Le dernier précédent d’une telle décision remonte à la crise électorale ivoirienne en 2010-2011 quand la CEDEAO a imposé des sanctions au gouvernement de Laurent Gbagbo qui assurait être le vainqueur d’une élection présidentielle controversée face à l’actuel président Alassane Ouattara. Ces sanctions n’avaient été à l’époque que le précédent avant l’intervention militaire française dans le pays épaulant les groupes armés pro-Ouattara, ce qui a débouché sur le renversement et l’emprisonnement de Gbagbo.

Aujourd’hui l’objectif est clairement d’asphyxier l’économie malienne, créant une situation intenable pour la population, potentiellement des explosions sociales contre les militaires les forçant à accepter les conditions imposées par la France et ses alliés en termes de passation du pouvoir aux « civils ».
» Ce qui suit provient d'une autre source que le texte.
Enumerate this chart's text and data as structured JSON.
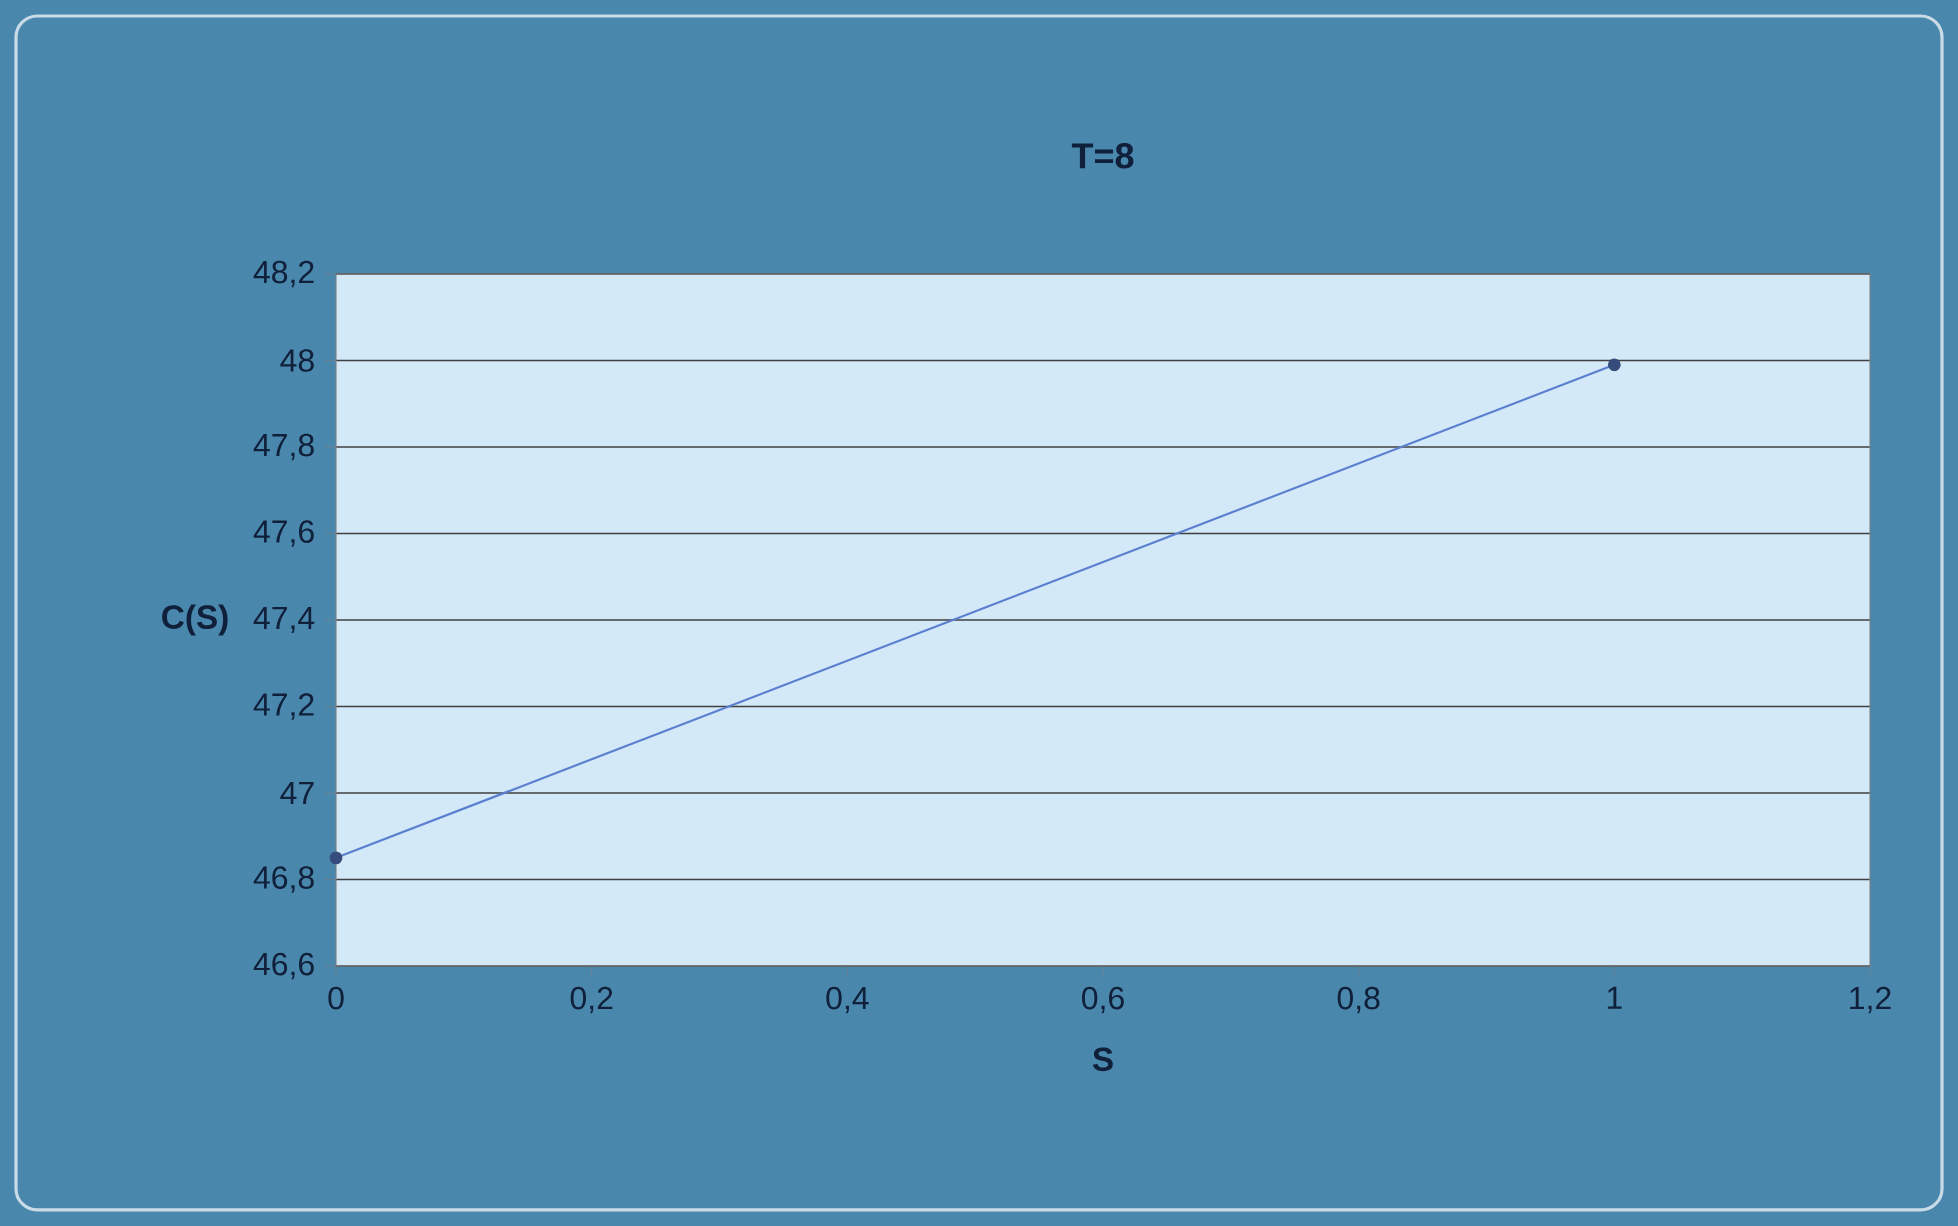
{
  "chart_data": {
    "type": "line",
    "title": "T=8",
    "xlabel": "S",
    "ylabel": "C(S)",
    "x": [
      0,
      1
    ],
    "series": [
      {
        "color": "#5a7fd0",
        "values": [
          46.85,
          47.99
        ]
      }
    ],
    "xlim": [
      0,
      1.2
    ],
    "xticks": [
      0,
      {
        "value": 0.2,
        "label": "0,2"
      },
      {
        "value": 0.4,
        "label": "0,4"
      },
      {
        "value": 0.6,
        "label": "0,6"
      },
      {
        "value": 0.8,
        "label": "0,8"
      },
      1,
      {
        "value": 1.2,
        "label": "1,2"
      }
    ],
    "ylim": [
      46.6,
      48.2
    ],
    "yticks": [
      {
        "value": 46.6,
        "label": "46,6"
      },
      {
        "value": 46.8,
        "label": "46,8"
      },
      47,
      {
        "value": 47.2,
        "label": "47,2"
      },
      {
        "value": 47.4,
        "label": "47,4"
      },
      {
        "value": 47.6,
        "label": "47,6"
      },
      {
        "value": 47.8,
        "label": "47,8"
      },
      48,
      {
        "value": 48.2,
        "label": "48,2"
      }
    ],
    "grid": "y",
    "marker": "circle",
    "line_style": "solid"
  }
}
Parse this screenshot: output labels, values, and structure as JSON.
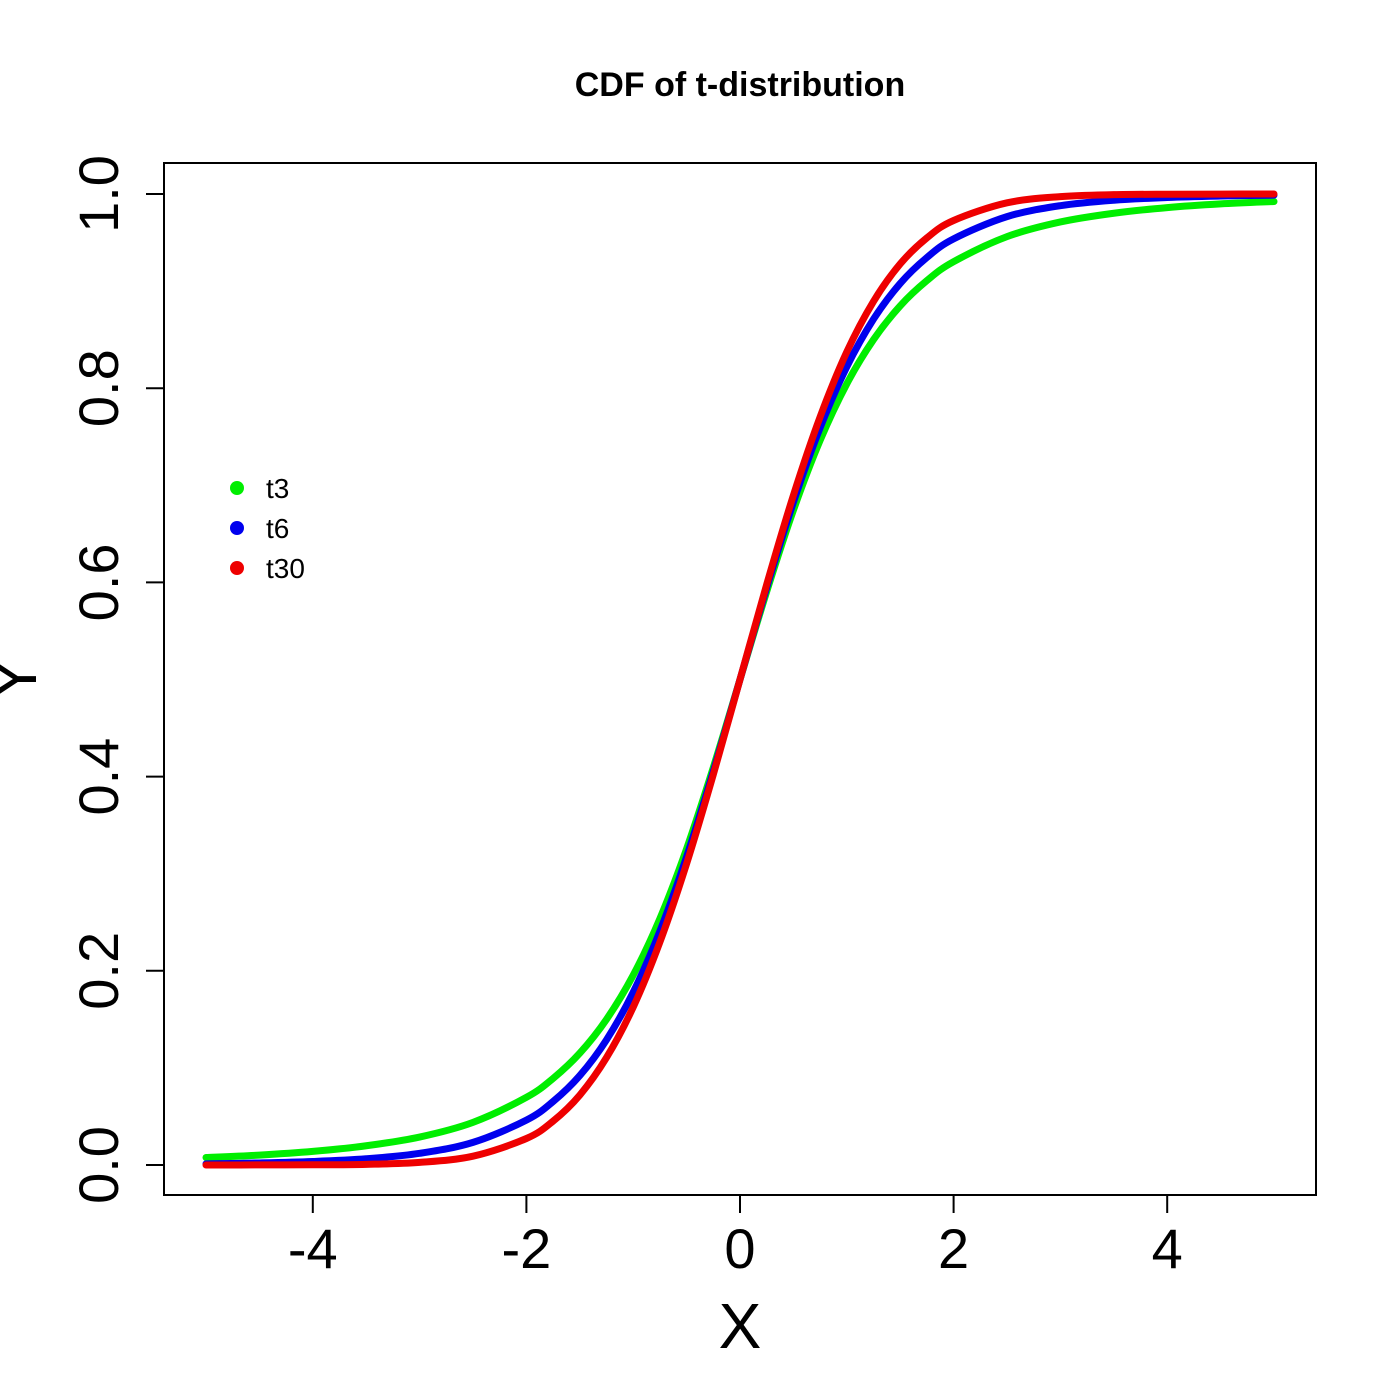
{
  "chart_data": {
    "type": "line",
    "title": "CDF of t-distribution",
    "xlabel": "X",
    "ylabel": "Y",
    "xlim": [
      -5,
      5
    ],
    "ylim": [
      0,
      1
    ],
    "xticks": [
      -4,
      -2,
      0,
      2,
      4
    ],
    "xtick_labels": [
      "-4",
      "-2",
      "0",
      "2",
      "4"
    ],
    "yticks": [
      0,
      0.2,
      0.4,
      0.6,
      0.8,
      1.0
    ],
    "ytick_labels": [
      "0.0",
      "0.2",
      "0.4",
      "0.6",
      "0.8",
      "1.0"
    ],
    "grid": false,
    "legend_position": "left",
    "x": [
      -5,
      -4.5,
      -4,
      -3.5,
      -3,
      -2.5,
      -2,
      -1.75,
      -1.5,
      -1.25,
      -1,
      -0.75,
      -0.5,
      -0.25,
      0,
      0.25,
      0.5,
      0.75,
      1,
      1.25,
      1.5,
      1.75,
      2,
      2.5,
      3,
      3.5,
      4,
      4.5,
      5
    ],
    "series": [
      {
        "name": "t3",
        "color": "#00ee00",
        "values": [
          0.0077,
          0.0102,
          0.014,
          0.0198,
          0.0288,
          0.0439,
          0.0697,
          0.0892,
          0.1152,
          0.15,
          0.1955,
          0.2538,
          0.3257,
          0.4094,
          0.5,
          0.5906,
          0.6743,
          0.7462,
          0.8045,
          0.85,
          0.8848,
          0.9108,
          0.9303,
          0.9561,
          0.9712,
          0.9802,
          0.986,
          0.9898,
          0.9923
        ]
      },
      {
        "name": "t6",
        "color": "#0000ee",
        "values": [
          0.0012,
          0.0021,
          0.0036,
          0.0064,
          0.012,
          0.0233,
          0.0462,
          0.0654,
          0.0921,
          0.1289,
          0.178,
          0.2408,
          0.3175,
          0.4054,
          0.5,
          0.5946,
          0.6825,
          0.7592,
          0.822,
          0.8711,
          0.9079,
          0.9346,
          0.9538,
          0.9767,
          0.988,
          0.9936,
          0.9964,
          0.9979,
          0.9988
        ]
      },
      {
        "name": "t30",
        "color": "#ee0000",
        "values": [
          0.0,
          0.0001,
          0.0002,
          0.0007,
          0.0027,
          0.0091,
          0.0273,
          0.0452,
          0.072,
          0.1106,
          0.1626,
          0.2296,
          0.3103,
          0.4021,
          0.5,
          0.5979,
          0.6897,
          0.7704,
          0.8374,
          0.8894,
          0.928,
          0.9548,
          0.9727,
          0.9909,
          0.9973,
          0.9993,
          0.9998,
          0.9999,
          1.0
        ]
      }
    ]
  }
}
En effet, le gouvernement français et la junte militaire malienne sont en froid depuis que ces derniers ont mené deux coups d’Etat en quelques mois, visiblement sans le consentement de Paris. Des divergences entre le gouvernement malien et la France concernant la stratégie à adopter dans la lutte contre les organisations islamistes au nord et dans le centre du pays se faisaient entendre de plus en plus fort : les maliens souhaitant négocier avec certaines organisations islamistes et Paris rejetant obstinément cette option. Ensuite, Macron annonçait une réorganisation de l’opération Barkhane, que les autorités maliennes ont interprété comme un retrait progressif qui ne disait pas son nom, un « abandon en plein vol ». Puis il y a eu toute la polémique autour d’un déploiement des mercenaires russes du Wagner Group dans le pays pour compenser le « retrait français ». Déploiement finalement concrétisé en décembre dernier.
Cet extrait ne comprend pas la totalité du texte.